7. Implications and Future Directions

• How this changes the landscape
• Demonstrates that frontier-level VLMs can be trained with open, non-distilled data. This breaks the previous reliance on closed VLM labelers and provides a reproducible baseline and ablation map (Figures 1–5; Tables 1–4, 15).
• Positions pointing as a practical output modality, not just a research curiosity—enabling agentic applications (robotics, UI automation) where “where” matters as much as “what” (§3 PixMo‑Points; §4).
• Follow-up research enabled
• Data: Expand PixMo-Points to richer expressions, more fine-grained temporal grounding (video), and UI-specific ontologies; broaden PixMo‑Docs with more realistic renderings and noisy capture conditions.
• Modeling: Integrate cross-attention backbones to maintain text-only performance (Related Work §H), or hybridize with the current connector approach; investigate learned crop policies or deformable token pyramids to reduce inference cost.
• Training: Explore curriculum schedules that emphasize reasoning (MMMU/MathVista) without sacrificing perception; combine high-res SFT with test-time adaptation for robust resolution shifts.
• Evaluation: Standardize open evaluation recipes (prompts, style tags, crop counts) to reduce 10% swings noted across settings (§5).
• Practical applications
• Visual assistants with reliable fine-grained grounding and counting (retail audits, inventory, traffic analysis).
• Document-heavy workflows (forms, charts, diagrams) with OCR-free reasoning using render-aware training (PixMo‑Docs).
• Agentic control with pointing for mobile/desktop automation; the AndroidControl performance (low-level 88.7% / high-level 69.0%) shows feasibility (§5 summary).
• Accessibility features (point-to-explain) and education (visual explanations).

Representative headline result (Table 1; §5):
“Our best-in-class Molmo-72B model … ranks second by human preference, just behind GPT‑4o,” and “outperforms … Gemini 1.5 Pro and Flash, and Claude 3.5 Sonnet.”

Counting via pointing (Table 4a):
“point then count” (chain-of-thought) achieves 89.4% on CountBenchQA and 86.3% on PixMo‑Count val vs 87.9%/80.2% for “count only”.

Pre-training design (Table 2d, 2e):
Overlapping crops (+1.2 to 11‑avg vs non-overlap) and length-conditioned captioning (+0.7 to 11‑avg vs no conditioning) are both important.

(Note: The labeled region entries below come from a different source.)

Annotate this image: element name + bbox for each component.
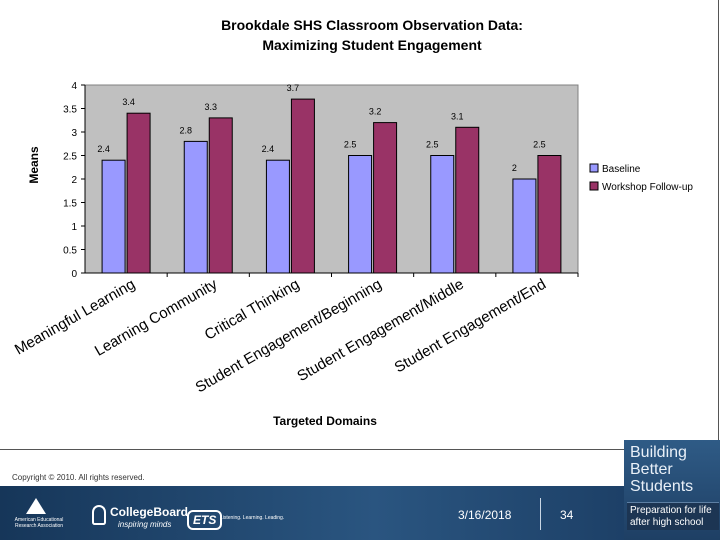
x-axis-label: Targeted Domains — [273, 414, 377, 428]
bar — [348, 155, 373, 274]
aera-logo-text: American Educational Research Associatio… — [14, 517, 64, 529]
bar — [373, 122, 398, 274]
bar-value-label: 2.4 — [97, 144, 110, 154]
plot-area — [84, 84, 579, 274]
y-tick-label: 2 — [71, 175, 77, 186]
chart-title-line: Maximizing Student Engagement — [262, 37, 482, 53]
slide-page-number: 34 — [560, 508, 574, 522]
bar — [455, 126, 480, 274]
bar-value-label: 2.4 — [262, 144, 275, 154]
collegeboard-tagline: inspiring minds — [118, 520, 172, 529]
collegeboard-acorn-icon — [92, 505, 106, 525]
y-axis-label: Means — [27, 146, 41, 184]
chart-title-line: Brookdale SHS Classroom Observation Data… — [221, 17, 523, 33]
footer-divider — [540, 498, 541, 530]
y-tick-label: 3 — [71, 128, 77, 139]
bar-value-label: 2.5 — [426, 140, 439, 150]
legend-label: Workshop Follow-up — [602, 182, 693, 193]
bar — [290, 98, 315, 274]
bar — [183, 140, 208, 274]
y-tick-label: 4 — [71, 81, 77, 92]
bar-value-label: 3.4 — [122, 97, 135, 107]
y-tick-label: 0.5 — [63, 246, 77, 257]
ets-logo: ETS — [187, 510, 223, 530]
y-tick-label: 3.5 — [63, 105, 77, 116]
bar — [512, 178, 537, 274]
bar-value-label: 3.2 — [369, 107, 382, 117]
bar — [537, 155, 562, 274]
y-tick-label: 1.5 — [63, 199, 77, 210]
aera-logo-icon — [26, 498, 46, 514]
slide-date: 3/16/2018 — [458, 508, 512, 522]
bar-value-label: 2.5 — [533, 140, 546, 150]
y-tick-label: 0 — [71, 269, 77, 280]
bar-value-label: 2.8 — [179, 125, 192, 135]
bar — [265, 159, 290, 274]
x-category-label: Student Engagement/End — [392, 276, 549, 377]
y-tick-label: 2.5 — [63, 152, 77, 163]
legend-label: Baseline — [602, 164, 641, 175]
bar — [101, 159, 126, 274]
chart-frame: Brookdale SHS Classroom Observation Data… — [0, 0, 719, 450]
copyright-text: Copyright © 2010. All rights reserved. — [12, 473, 145, 482]
bar-value-label: 2 — [512, 163, 517, 173]
bar-chart: Brookdale SHS Classroom Observation Data… — [12, 17, 694, 428]
collegeboard-logo: CollegeBoard — [110, 505, 189, 519]
bar-value-label: 3.1 — [451, 111, 464, 121]
bar — [208, 117, 233, 274]
bar-value-label: 2.5 — [344, 140, 357, 150]
bar — [430, 155, 455, 274]
legend-swatch — [589, 163, 599, 173]
bar-value-label: 3.3 — [204, 102, 217, 112]
legend-swatch — [589, 181, 599, 191]
y-tick-label: 1 — [71, 222, 77, 233]
bar-value-label: 3.7 — [287, 83, 300, 93]
brand-title: Building Better Students — [630, 444, 694, 495]
brand-subtitle: Preparation for life after high school — [627, 502, 719, 530]
ets-tagline: Listening. Learning. Leading. — [220, 515, 285, 521]
bar — [126, 112, 151, 274]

In sum, Molmo+PixMo contribute an open, end-to-end path to strong VLMs; introduce practical innovations (pointing, overlapping crops, length-conditioned captioning); and supply detailed ablations that clarify which modeling/data choices matter. The system is not yet the strongest on advanced reasoning or pure text benchmarks, but it substantially advances openness, capability, and reproducibility in multimodal modeling.